Makarov's simulations of what happens as proteins unfold or refold in these situations take into account the differences between this one-way pulling and the two-way stretching in the AFM experiments. With students Kirmizialtin and Huang, Makarov's two new studies (one just published and one accepted in the Journal of Chemical Physics) are extensive explorations of the "free-energy landscapes" of the processes.

Simulations

In Makarov's simulations, the way in which a protein unfolds as it enters a narrow pore depends in part on which end goes first (the C terminus or the N terminus), on the pore diameter, and on the magnitude of the pulling force. Click for larger version.

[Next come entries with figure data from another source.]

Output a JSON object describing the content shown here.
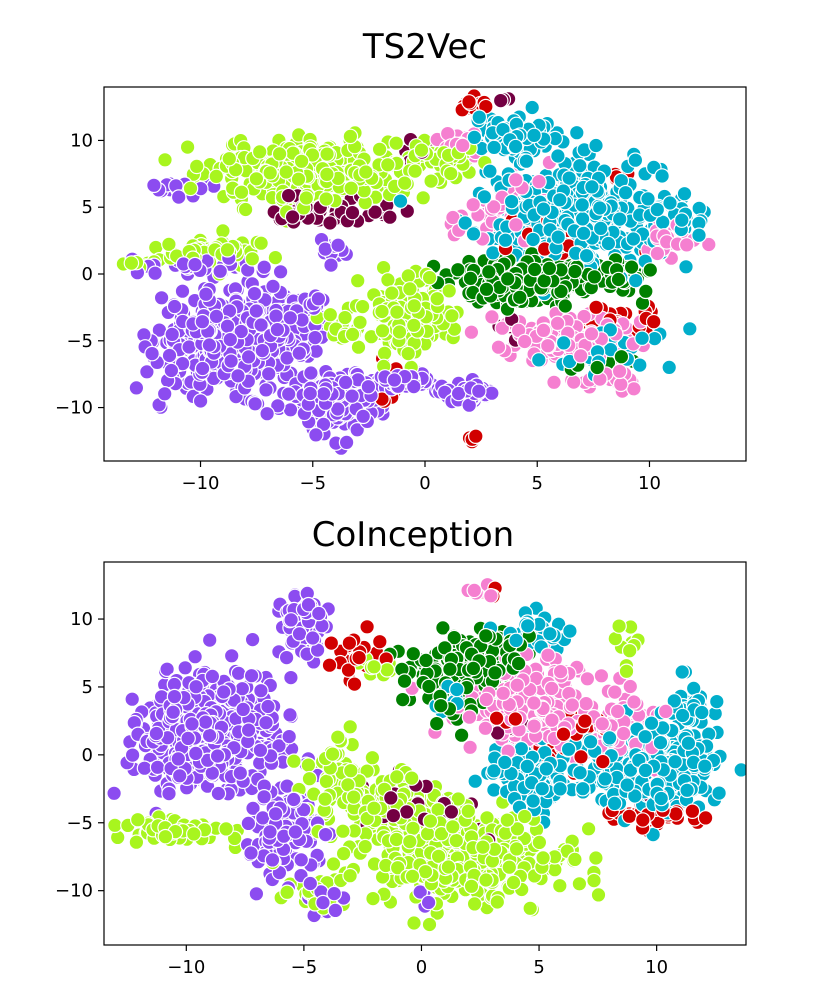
{
  "chart_data": [
    {
      "type": "scatter",
      "title": "TS2Vec",
      "xlim": [
        -14.3,
        14.3
      ],
      "ylim": [
        -14.0,
        14.0
      ],
      "xticks": [
        -10,
        -5,
        0,
        5,
        10
      ],
      "yticks": [
        -10,
        -5,
        0,
        5,
        10
      ],
      "grid": false,
      "legend": "none",
      "clusters": [
        {
          "color": "#8c4cf0",
          "blobs": [
            {
              "center": [
                -8.5,
                -5.0
              ],
              "spread": [
                2.7,
                2.8
              ],
              "n": 520
            },
            {
              "center": [
                -4.0,
                -9.5
              ],
              "spread": [
                1.6,
                1.7
              ],
              "n": 200
            },
            {
              "center": [
                -1.0,
                -8.0
              ],
              "spread": [
                1.1,
                0.5
              ],
              "n": 60
            },
            {
              "center": [
                1.8,
                -8.9
              ],
              "spread": [
                0.9,
                0.6
              ],
              "n": 50
            },
            {
              "center": [
                -9.5,
                0.6
              ],
              "spread": [
                2.3,
                0.5
              ],
              "n": 40
            },
            {
              "center": [
                -10.8,
                6.5
              ],
              "spread": [
                0.9,
                0.5
              ],
              "n": 22
            },
            {
              "center": [
                -5.2,
                -2.5
              ],
              "spread": [
                0.8,
                1.2
              ],
              "n": 26
            },
            {
              "center": [
                -4.0,
                1.7
              ],
              "spread": [
                0.6,
                0.9
              ],
              "n": 12
            }
          ]
        },
        {
          "color": "#a8f51e",
          "blobs": [
            {
              "center": [
                -5.5,
                7.5
              ],
              "spread": [
                3.6,
                1.9
              ],
              "n": 290
            },
            {
              "center": [
                -9.5,
                1.8
              ],
              "spread": [
                2.0,
                0.9
              ],
              "n": 60
            },
            {
              "center": [
                -0.5,
                -3.0
              ],
              "spread": [
                1.5,
                2.4
              ],
              "n": 160
            },
            {
              "center": [
                0.5,
                8.5
              ],
              "spread": [
                1.8,
                1.3
              ],
              "n": 70
            },
            {
              "center": [
                -3.5,
                -4.0
              ],
              "spread": [
                0.8,
                1.3
              ],
              "n": 25
            },
            {
              "center": [
                -12.5,
                0.8
              ],
              "spread": [
                0.8,
                0.3
              ],
              "n": 8
            }
          ]
        },
        {
          "color": "#01aecb",
          "blobs": [
            {
              "center": [
                6.5,
                4.5
              ],
              "spread": [
                3.3,
                3.0
              ],
              "n": 360
            },
            {
              "center": [
                4.0,
                10.2
              ],
              "spread": [
                1.6,
                1.6
              ],
              "n": 70
            },
            {
              "center": [
                8.0,
                -5.5
              ],
              "spread": [
                2.0,
                1.6
              ],
              "n": 35
            },
            {
              "center": [
                11.5,
                4.3
              ],
              "spread": [
                0.9,
                1.2
              ],
              "n": 20
            }
          ]
        },
        {
          "color": "#008000",
          "blobs": [
            {
              "center": [
                4.5,
                -0.5
              ],
              "spread": [
                2.8,
                1.4
              ],
              "n": 240
            },
            {
              "center": [
                8.5,
                0.0
              ],
              "spread": [
                1.4,
                0.8
              ],
              "n": 40
            },
            {
              "center": [
                7.5,
                -6.5
              ],
              "spread": [
                1.2,
                0.8
              ],
              "n": 12
            }
          ]
        },
        {
          "color": "#f57fd0",
          "blobs": [
            {
              "center": [
                6.0,
                -4.8
              ],
              "spread": [
                2.4,
                1.3
              ],
              "n": 140
            },
            {
              "center": [
                3.5,
                4.8
              ],
              "spread": [
                1.6,
                2.5
              ],
              "n": 50
            },
            {
              "center": [
                11.0,
                2.5
              ],
              "spread": [
                0.9,
                1.2
              ],
              "n": 30
            },
            {
              "center": [
                8.0,
                -7.8
              ],
              "spread": [
                1.4,
                0.8
              ],
              "n": 30
            },
            {
              "center": [
                1.5,
                10.0
              ],
              "spread": [
                0.8,
                1.0
              ],
              "n": 20
            }
          ]
        },
        {
          "color": "#d10000",
          "blobs": [
            {
              "center": [
                2.2,
                12.8
              ],
              "spread": [
                0.6,
                0.4
              ],
              "n": 12
            },
            {
              "center": [
                -1.5,
                -8.5
              ],
              "spread": [
                0.8,
                1.3
              ],
              "n": 10
            },
            {
              "center": [
                2.0,
                -12.3
              ],
              "spread": [
                0.3,
                0.4
              ],
              "n": 4
            },
            {
              "center": [
                9.0,
                -3.5
              ],
              "spread": [
                1.3,
                1.0
              ],
              "n": 22
            },
            {
              "center": [
                6.0,
                3.0
              ],
              "spread": [
                2.3,
                1.8
              ],
              "n": 22
            },
            {
              "center": [
                8.5,
                7.0
              ],
              "spread": [
                0.5,
                0.5
              ],
              "n": 4
            }
          ]
        },
        {
          "color": "#730042",
          "blobs": [
            {
              "center": [
                -4.0,
                4.5
              ],
              "spread": [
                2.0,
                0.9
              ],
              "n": 55
            },
            {
              "center": [
                -0.5,
                9.5
              ],
              "spread": [
                0.8,
                0.6
              ],
              "n": 6
            },
            {
              "center": [
                3.5,
                -4.0
              ],
              "spread": [
                0.6,
                0.6
              ],
              "n": 5
            },
            {
              "center": [
                3.8,
                13.0
              ],
              "spread": [
                0.5,
                0.3
              ],
              "n": 3
            }
          ]
        }
      ]
    },
    {
      "type": "scatter",
      "title": "CoInception",
      "xlim": [
        -13.5,
        13.8
      ],
      "ylim": [
        -14.0,
        14.2
      ],
      "xticks": [
        -10,
        -5,
        0,
        5,
        10
      ],
      "yticks": [
        -10,
        -5,
        0,
        5,
        10
      ],
      "grid": false,
      "legend": "none",
      "clusters": [
        {
          "color": "#8c4cf0",
          "blobs": [
            {
              "center": [
                -9.0,
                1.5
              ],
              "spread": [
                2.3,
                3.5
              ],
              "n": 520
            },
            {
              "center": [
                -5.8,
                -5.5
              ],
              "spread": [
                1.2,
                2.6
              ],
              "n": 120
            },
            {
              "center": [
                -5.0,
                9.5
              ],
              "spread": [
                0.8,
                1.8
              ],
              "n": 80
            },
            {
              "center": [
                -4.0,
                -11.0
              ],
              "spread": [
                0.8,
                0.6
              ],
              "n": 14
            },
            {
              "center": [
                0.0,
                -10.5
              ],
              "spread": [
                0.3,
                1.0
              ],
              "n": 4
            }
          ]
        },
        {
          "color": "#a8f51e",
          "blobs": [
            {
              "center": [
                1.5,
                -7.5
              ],
              "spread": [
                3.8,
                2.8
              ],
              "n": 360
            },
            {
              "center": [
                -1.5,
                -3.5
              ],
              "spread": [
                2.0,
                1.8
              ],
              "n": 140
            },
            {
              "center": [
                -10.5,
                -5.5
              ],
              "spread": [
                1.7,
                0.9
              ],
              "n": 60
            },
            {
              "center": [
                -3.5,
                -1.0
              ],
              "spread": [
                1.0,
                2.0
              ],
              "n": 40
            },
            {
              "center": [
                -4.5,
                -10.5
              ],
              "spread": [
                1.0,
                1.0
              ],
              "n": 20
            },
            {
              "center": [
                -2.0,
                6.5
              ],
              "spread": [
                1.0,
                1.0
              ],
              "n": 14
            },
            {
              "center": [
                8.5,
                8.0
              ],
              "spread": [
                0.9,
                1.3
              ],
              "n": 10
            }
          ]
        },
        {
          "color": "#008000",
          "blobs": [
            {
              "center": [
                1.5,
                6.0
              ],
              "spread": [
                1.8,
                2.4
              ],
              "n": 170
            },
            {
              "center": [
                3.5,
                8.0
              ],
              "spread": [
                1.0,
                1.2
              ],
              "n": 30
            }
          ]
        },
        {
          "color": "#f57fd0",
          "blobs": [
            {
              "center": [
                5.0,
                3.5
              ],
              "spread": [
                2.5,
                2.8
              ],
              "n": 220
            },
            {
              "center": [
                8.5,
                2.0
              ],
              "spread": [
                1.4,
                2.4
              ],
              "n": 60
            },
            {
              "center": [
                2.5,
                12.0
              ],
              "spread": [
                0.5,
                0.4
              ],
              "n": 6
            }
          ]
        },
        {
          "color": "#01aecb",
          "blobs": [
            {
              "center": [
                9.5,
                -1.0
              ],
              "spread": [
                2.4,
                2.5
              ],
              "n": 300
            },
            {
              "center": [
                4.5,
                -1.5
              ],
              "spread": [
                1.6,
                2.3
              ],
              "n": 120
            },
            {
              "center": [
                5.0,
                9.0
              ],
              "spread": [
                1.3,
                1.0
              ],
              "n": 30
            },
            {
              "center": [
                11.5,
                3.0
              ],
              "spread": [
                0.8,
                1.6
              ],
              "n": 40
            },
            {
              "center": [
                1.0,
                4.0
              ],
              "spread": [
                0.7,
                0.8
              ],
              "n": 14
            }
          ]
        },
        {
          "color": "#d10000",
          "blobs": [
            {
              "center": [
                -2.8,
                7.5
              ],
              "spread": [
                0.8,
                1.3
              ],
              "n": 30
            },
            {
              "center": [
                10.0,
                -4.5
              ],
              "spread": [
                1.5,
                0.6
              ],
              "n": 40
            },
            {
              "center": [
                6.5,
                1.0
              ],
              "spread": [
                1.4,
                1.8
              ],
              "n": 35
            },
            {
              "center": [
                3.5,
                3.0
              ],
              "spread": [
                0.6,
                0.8
              ],
              "n": 6
            },
            {
              "center": [
                3.0,
                11.8
              ],
              "spread": [
                0.4,
                0.3
              ],
              "n": 3
            }
          ]
        },
        {
          "color": "#730042",
          "blobs": [
            {
              "center": [
                -0.5,
                -3.8
              ],
              "spread": [
                1.5,
                1.6
              ],
              "n": 45
            },
            {
              "center": [
                2.5,
                -6.5
              ],
              "spread": [
                0.7,
                0.7
              ],
              "n": 8
            },
            {
              "center": [
                3.5,
                2.0
              ],
              "spread": [
                0.7,
                0.8
              ],
              "n": 8
            },
            {
              "center": [
                9.5,
                -3.5
              ],
              "spread": [
                0.6,
                0.5
              ],
              "n": 8
            }
          ]
        }
      ]
    }
  ]
}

Both varieties of mechanical unfolding and refolding that we have studied give insight not only on the mechanical properties of proteins but also on the relationship of those properties to the thermodynamic properties," Makarov says. "All of these processes require intensive computer simulation to sort out." Makarov's studies not only attempt to reproduce insights gained experimentally, but also give insight to experimentalists by assisting them in the interpretation of their experiments.

Makarov's studies are funded by his NSF CAREER grant, by the Welch Foundation, and by the Petroleum Research Fund of the American Chemical Society. "The mechanical marvels of load-bearing proteins have a lot to teach us," he says. "And none of what we've done would have been possible without the high-end computing resources at TACC."